Impact of resuscitation system errors on survival from in-hospital cardiac arrest.

Link to article at PubMed

Impact of resuscitation system errors on survival from in-hospital cardiac arrest.

Resuscitation. 2011 Sep 29;

Authors: Ornato JP, Peberdy MA, Reid RD, Feeser VR, Dhindsa HS

BACKGROUND: An estimated 350,000-750,000 adult, in-hospital cardiac arrest (IHCA) events occur annually in the United States. The impact of resuscitation system errors on survival during IHCA resuscitation has not been evaluated. The purpose of this paper was to evaluate the impact of resuscitation system errors on survival to hospital discharge after IHCA. METHODS AND RESULTS: We evaluated subjective and objective errors in 118,387 consecutive, adult, index IHCA cases entered into the Get with the Guidelines National Registry of Cardiopulmonary Resuscitation database from January 1, 2000 through August 26, 2008. Cox regression analysis was used to determine the relationship between reported resuscitation system errors and other important clinical variables and the hazard ratio for death prior to hospital discharge.

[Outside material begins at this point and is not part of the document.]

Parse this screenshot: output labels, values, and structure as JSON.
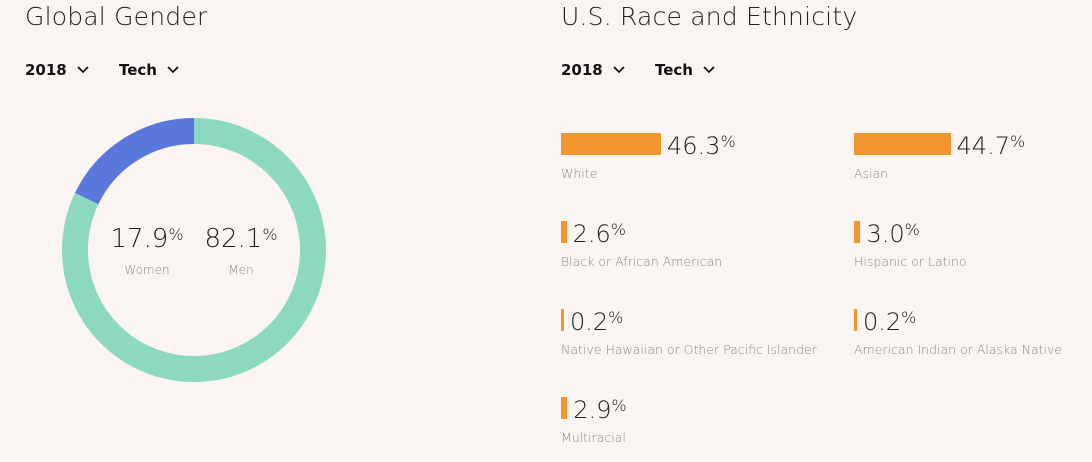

Of the 108,636 patients whose initial IHCA rhythm was recorded, resuscitation system errors were committed in 9,894/24,467 (40.4%) of those with an initial rhythm of ventricular fibrillation or pulseless ventricular tachycardia (VF/pVT) and in 22,599/84,169 (26.8%) of those with non-VF/pVT. The most frequent system errors related to delay in medication administration (>5min time from event recognition to first dose of a vasoconstrictor), defibrillation, airway management, and chest compression performance errors. The presence of documented resuscitation system errors on an IHCA event was associated with decreased rates of return of spontaneous circulation, survival to 24h, and survival to hospital discharge. The relative risk of death prior to hospital discharge based on hazard ratio analysis was 9.9% (95% CI 7.8, 12.0) more likely for patients whose initial documented rhythm was non-VF/pVT when resuscitation system errors were reported compared to when no errors were reported. It was 34.2% (95% CI 29.5, 39.1) more likely for those with VF/pVT. CONCLUSIONS: The presence of resuscitation system errors that are evident from review of the resuscitation record is associated with decreased survival from IHCA in adults. Hospitals should target the training of first responders and code team personnel to emphasize the importance of early defibrillation, early use of vasoconstrictor medication, and compliance with ACLS protocols.